★★★☆☆ (GOOD)
The first screening of Fantastic Beasts was ruined by mistakingly booking for a 3D showing. The light loss from wearing the darkened 3D glasses is heightened due to many of its scenes being played out in fairly dark settings.
Ironically, for a technology that is supposed to bring us right into the action, a number of times I felt so distanced from this movie that I gave up trying to experience the film objectively.

So, screening take two. This time in stunning 2D!
It’s been over five years since the final (slightly drawn out) instalment in the cinematic adventures of Harry Potter. Fantastic Beasts takes us back into J. K. Rowling’s Wizarding World. This time we are some fifty years prior to Harry’s birth, a New York of 1926 where we are introduced to travelling British Wizard Newt Scamander.
Rowling’s own screenplay has a lot of fun with Newt’s Englishman abroad as he negotiates his way around this new transatlantic world; he learns that non-magic people are known as ‘No-Maj’ (as opposed to the English ‘Muggles’), a wand permit is required when in the United States and perhaps a nod to marriage inequality concerns in modern day America, Newt is bemused to find that Magicians and Witches cannot marry non-magical people.

It is a world that feels rooted firmly in the past but with many resonances of the now. There are some interesting parallels to modern America and I am sure that Rowling will have fun scripting future instalments as she continues to be influenced by current political events.
Eddie Redmayne’s mannered performance as Newt Scamander often reminded me of Charlie Chaplin. Feet pointing outwards, a pronounced gait and a subtle stylised physicality gave his portrayal an interesting dimension that I found slightly odd but nevertheless intriguing. What backstory awaits discovery in future instalments to explain these characteristics?

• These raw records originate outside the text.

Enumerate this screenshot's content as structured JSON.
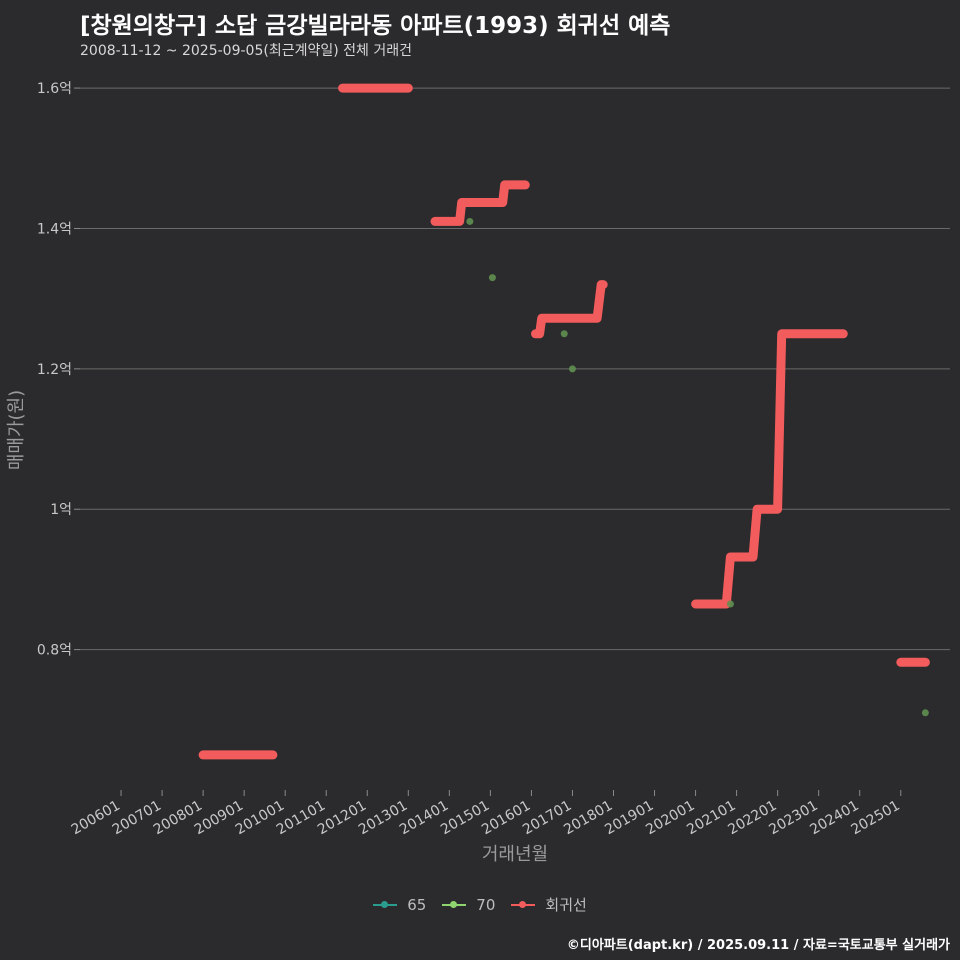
{
  "chart_data": {
    "type": "line",
    "title": "[창원의창구] 소답 금강빌라라동 아파트(1993) 회귀선 예측",
    "subtitle": "2008-11-12 ~ 2025-09-05(최근계약일) 전체 거래건",
    "xlabel": "거래년월",
    "ylabel": "매매가(원)",
    "x_ticks": [
      "200601",
      "200701",
      "200801",
      "200901",
      "201001",
      "201101",
      "201201",
      "201301",
      "201401",
      "201501",
      "201601",
      "201701",
      "201801",
      "201901",
      "202001",
      "202101",
      "202201",
      "202301",
      "202401",
      "202501"
    ],
    "y_ticks": [
      {
        "value": 0.8,
        "label": "0.8억"
      },
      {
        "value": 1.0,
        "label": "1억"
      },
      {
        "value": 1.2,
        "label": "1.2억"
      },
      {
        "value": 1.4,
        "label": "1.4억"
      },
      {
        "value": 1.6,
        "label": "1.6억"
      }
    ],
    "ylim": [
      0.6,
      1.64
    ],
    "xlim": [
      2005.0,
      2026.2
    ],
    "grid": "horizontal",
    "legend_position": "bottom",
    "series": [
      {
        "name": "65",
        "color": "#2a9d8f",
        "type": "scatter",
        "points": []
      },
      {
        "name": "70",
        "color": "#5f8f50",
        "type": "scatter",
        "points": [
          [
            2014.5,
            1.41
          ],
          [
            2015.05,
            1.33
          ],
          [
            2016.8,
            1.25
          ],
          [
            2017.0,
            1.2
          ],
          [
            2020.85,
            0.865
          ],
          [
            2025.6,
            0.71
          ]
        ]
      },
      {
        "name": "회귀선",
        "color": "#f25c5c",
        "type": "line",
        "segments": [
          [
            [
              2008.0,
              0.65
            ],
            [
              2009.7,
              0.65
            ]
          ],
          [
            [
              2011.4,
              1.6
            ],
            [
              2013.0,
              1.6
            ]
          ],
          [
            [
              2013.65,
              1.41
            ],
            [
              2014.25,
              1.41
            ],
            [
              2014.3,
              1.437
            ],
            [
              2015.3,
              1.437
            ],
            [
              2015.35,
              1.462
            ],
            [
              2015.85,
              1.462
            ]
          ],
          [
            [
              2016.1,
              1.25
            ],
            [
              2016.2,
              1.25
            ],
            [
              2016.25,
              1.272
            ],
            [
              2017.6,
              1.272
            ],
            [
              2017.7,
              1.32
            ],
            [
              2017.75,
              1.32
            ]
          ],
          [
            [
              2020.0,
              0.865
            ],
            [
              2020.75,
              0.865
            ],
            [
              2020.85,
              0.932
            ],
            [
              2021.4,
              0.932
            ],
            [
              2021.5,
              1.0
            ],
            [
              2022.0,
              1.0
            ],
            [
              2022.1,
              1.25
            ],
            [
              2023.6,
              1.25
            ]
          ],
          [
            [
              2025.0,
              0.782
            ],
            [
              2025.6,
              0.782
            ]
          ]
        ]
      }
    ]
  },
  "legend": {
    "items": [
      {
        "label": "65",
        "color": "#2a9d8f"
      },
      {
        "label": "70",
        "color": "#8fd46e"
      },
      {
        "label": "회귀선",
        "color": "#f25c5c"
      }
    ]
  },
  "caption": "©디아파트(dapt.kr) / 2025.09.11 / 자료=국토교통부 실거래가"
}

Stuart Craig and James Hambidge’s Production Design is gorgeous. There is a real authenticity to the historic New York setting which equally accommodates the fantastical elements of the story. Newt’s travelling possessions contain a fantastical world of their own which is realised with a rich and theatrical landscape that I adored.
The fantastic beasts of the title are often hilarious. The adorable and naughty half mole, half duck-billed platypus Niffler a particular favourite. And Newt’s mating dance with a strange and beguiling hippopotamus creature is something I never expected to see Eddie Redmayne perform.
Overall it’s a fun few hours of entertainment with some interesting subtextual layers. But I cannot help feeling that this is more of a setup for future instalments which leaves this film feeling slightly lacking.
And whatever you do, don’t see it in 3D.
- Directed by David Yates.
- Written by J.K. Rowling.
- Featuring: Eddie Redmayne, Colin Farrell, Samantha Morton, Dan Fogler, Carmen Ejogo, Ezra Miller, Faith Wood-Blagrove and Jenn Murray.